0 shares of common stock are held of record by Insight E2open Aggregator, LLC, Insight Venture Partners (Cayman) IX, L.P., Insight Venture Partners (Delaware) IX, L.P., Insight Venture Partners Growth-Buyout Coinvestment Fund (Cayman), L.P. and Insight Venture Partners Growth-Buyout Coinvestment Fund (Delaware), L.P. (collectively, the "Insight Shareholders").

 

Each of Insight Holdings Group, LLC, Insight Venture Associates IX, Ltd., Insight Venture Associates IX, L.P., Insight Venture Associates Growth-Buyout Coinvestment, Ltd. and Insight Venture Associates Growth-Buyout Coinvestment, L.P. disclaims beneficial ownership of the securities held by the Insight Shareholders except to the extent of their respective pecuniary interest therein and this report shall not be deemed an admission that any of such Reporting Persons is the beneficial owner of the shares held by the Insight Shareholders.

 

Each of Jeffrey Horing, Deven Parekh, Michael Triplett and Jeffrey Lieberman is a member of the board of managers of Holdings and as such shares voting and dispositive power over the shares held of record by the Insight Shareholders.

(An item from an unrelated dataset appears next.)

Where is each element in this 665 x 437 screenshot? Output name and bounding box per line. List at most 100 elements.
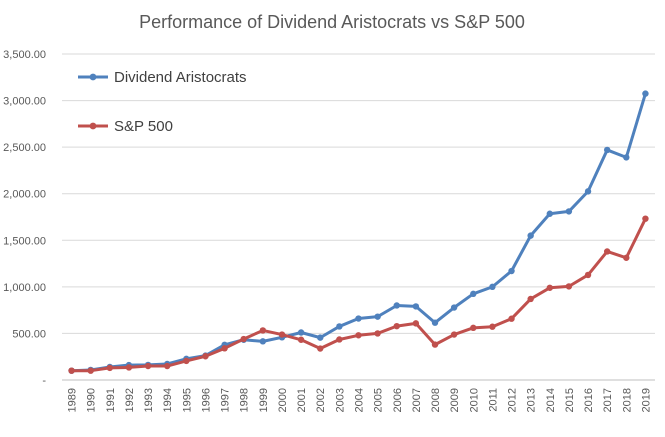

Each of Messrs. Horing, Parekh, Triplett and Lieberman disclaims beneficial ownership of the shares held by the Insight Shareholders except to the extent of his pecuniary interest therein.

 

The address of each of the entities and persons identified in this Exhibit 99.3 is c/o Insight Partners, 1114 Avenue of the Americas, 36th Floor, New York, New York 10036.